Há dez anos ou mais, eu e a Cláudia (http://inkuts.blogspot.com/), amiga de alma e arte, brincamos seriamente de fazer uns trabalhos em conjunto, um mix de desenho e poesia. Ela começou desenhando; usou algumas de suas múltiplas armas expressivas para dar luz a certas urgências do inconsciente, e eu tentei registrar as palavras que as musas sugeriram a partir dos desenhos. Até deu orgulho ver o que fizemos aos 19, 20 anos.... Ei-los:
Eu, que fui tão somente um giro de sol.....
de talões desnudos, transpus campos de coroas de cristo;
e um passo adiante, pisoteando bolas de algodão em flor,
criei barbas ruivas nas solas sangrentas....
no meio das mil dunas, tomei da ampulheta apenas,
tornando-me também um senhor do tempo ao fiar linha arenosa
por minha laringe tal couro esticada.... trespassei fantasmas moluscais com lâminas de prata,
incandescentes. Passantes, amantes; todos eles....
alentei, em mãos molhadas de oceano, meu umbigo febril,
convulsionado. Linhas frígidas sobre as lesmas de dor....
emaranhei os cachos da sereia, e vi que teia ainda é seda.
Nas caudas limbosas dos tritões, esfreguei o breu,
até que o atrito se fizesse um sustenido....
nos olhos fui gotejado de saliva cancerosa. Espessa,
rompendo camadas do céu. Sempre fui um cego....
enroscando nas próprias lãs, cocei o queixo num pêssego caído.
As manchas da queda eram úmidas como olhos vazados....
sufoquei a fome com asas de borboleta. tantas quantas pude encontrar....
tive o rosto a borbulhar, passivo a ventos devassos;
e, escondendo-me sete palmos abaixo das águas,
vi o sol correr de novo de um fim a outro enquanto esperava.
Eu, que soube de cada cicatriz da Natureza,
até a chegada da noite, com as falanges trêmulas,
Se há de haver uma gota, se for uma gota,
que role então - acanhada pêra às pressas colhida -
de pêlo a pêlo rastreando tatos em abandono.

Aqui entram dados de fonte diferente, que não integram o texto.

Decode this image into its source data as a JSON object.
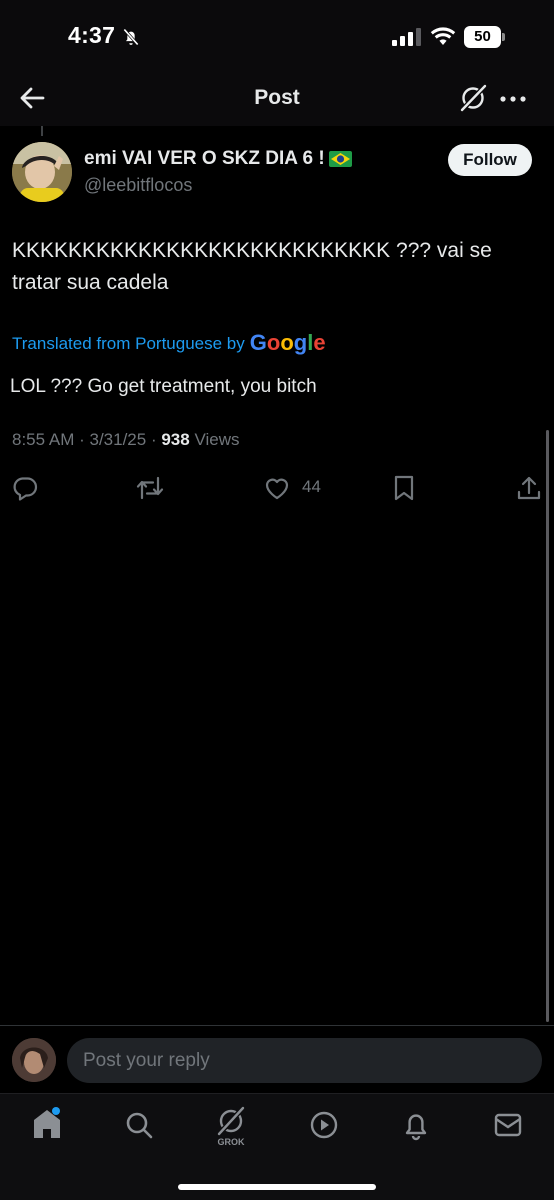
{
  "status_bar": {
    "time": "4:37",
    "battery": "50",
    "icons": [
      "bell-slash-icon",
      "cellular-signal-icon",
      "wifi-icon",
      "battery-icon"
    ]
  },
  "header": {
    "title": "Post",
    "icons": [
      "back-arrow-icon",
      "grok-icon",
      "more-icon"
    ]
  },
  "post": {
    "author_name": "emi VAI VER O SKZ DIA 6 !",
    "author_flag": "brazil-flag-icon",
    "author_handle": "@leebitflocos",
    "follow_label": "Follow",
    "text": "KKKKKKKKKKKKKKKKKKKKKKKKKKK ??? vai se tratar sua cadela",
    "translation_label": "Translated from Portuguese by",
    "translation_brand": "Google",
    "translation_text": "LOL ??? Go get treatment, you bitch",
    "time": "8:55 AM",
    "date": "3/31/25",
    "views_count": "938",
    "views_label": "Views",
    "like_count": "44"
  },
  "actions": [
    "reply-icon",
    "repost-icon",
    "like-icon",
    "bookmark-icon",
    "share-icon"
  ],
  "reply": {
    "placeholder": "Post your reply"
  },
  "tabbar": {
    "items": [
      "home-icon",
      "search-icon",
      "grok-icon",
      "video-icon",
      "notifications-icon",
      "messages-icon"
    ],
    "grok_label": "GROK"
  },
  "colors": {
    "background": "#000000",
    "text": "#e7e9ea",
    "muted": "#71767b",
    "link": "#1d9bf0",
    "follow_bg": "#eff3f4"
  }
}
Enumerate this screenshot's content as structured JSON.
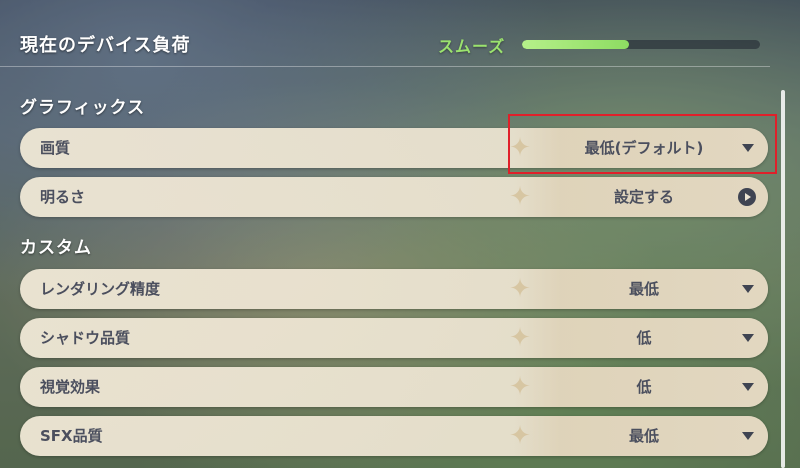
{
  "device_load": {
    "title": "現在のデバイス負荷",
    "status": "スムーズ",
    "status_color": "#9be36e",
    "bar_fill_percent": 45
  },
  "sections": {
    "graphics": "グラフィックス",
    "custom": "カスタム"
  },
  "rows": {
    "quality": {
      "label": "画質",
      "value": "最低(デフォルト)",
      "control": "dropdown"
    },
    "brightness": {
      "label": "明るさ",
      "value": "設定する",
      "control": "go"
    },
    "render_res": {
      "label": "レンダリング精度",
      "value": "最低",
      "control": "dropdown"
    },
    "shadow": {
      "label": "シャドウ品質",
      "value": "低",
      "control": "dropdown"
    },
    "visual_fx": {
      "label": "視覚効果",
      "value": "低",
      "control": "dropdown"
    },
    "sfx": {
      "label": "SFX品質",
      "value": "最低",
      "control": "dropdown"
    }
  },
  "highlight_color": "#e0202a",
  "icons": {
    "dropdown": "chevron-down-icon",
    "go": "arrow-right-circle-icon",
    "ornament": "star-ornament-icon"
  }
}
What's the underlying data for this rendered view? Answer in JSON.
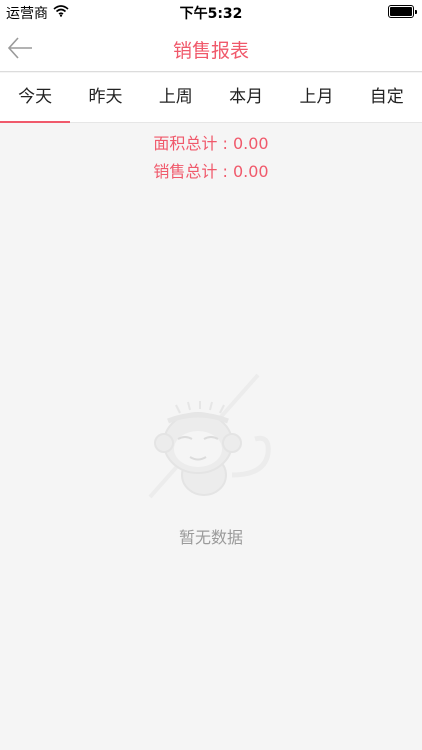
{
  "status_bar": {
    "carrier": "运营商",
    "time": "下午5:32"
  },
  "nav": {
    "title": "销售报表"
  },
  "tabs": [
    {
      "label": "今天"
    },
    {
      "label": "昨天"
    },
    {
      "label": "上周"
    },
    {
      "label": "本月"
    },
    {
      "label": "上月"
    },
    {
      "label": "自定"
    }
  ],
  "summary": {
    "area_total": "面积总计 : 0.00",
    "sales_total": "销售总计 : 0.00"
  },
  "empty_state": {
    "text": "暂无数据"
  },
  "colors": {
    "accent": "#f0596b"
  }
}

De pêlo a pêlo a alegoria de mineiros caindo em séquito.
- Que caia negra.Que seja negra e negros sejamos nós.
Se há de haver o artista da multidão,
que crie então - deliberado e conciso, de olhos trêmulos -
de nuca a nuca edifique um frontispício.
De fronte a fronte - as frescas, as cansadas, as machucadas, as aureoladas.
Que crie e tão somente crie. Criar ainda é movimento.
E frágeis de veias a estourar, que sejamos nós
sua obra de arestas mal polidas, inacabadas.
Ainda se arde na terra - calvário luxuoso de nossas torres.
Ainda a terra arde, e com ela nossos tendões - seda dos pés-calcário.
A sombra ainda alenta e tão lenta passa erigindo novos mapas
sobre nós, sobre os convites entregues, sobre o dia. Sobre a terra.
E no fim , refaz sua paz com a lua, seja esta a meretriz.
À noite, a sombra faz as pazes com a lua - fazem seu entoar
de ninar sobre a pele que dissimula os olhares da seda.
Que sejamos para o sol só o que se vê. Só o que se vê.
Como sempre, que sejamos mineiros caídos em diamantes de arestas e brilho primatas -
Feito o sol para a antiguidade.
Para os sequazes os olhos do dia, que sejamos apenas um detalhe.
E para o resto do tempo, que sejamos o resto de nós.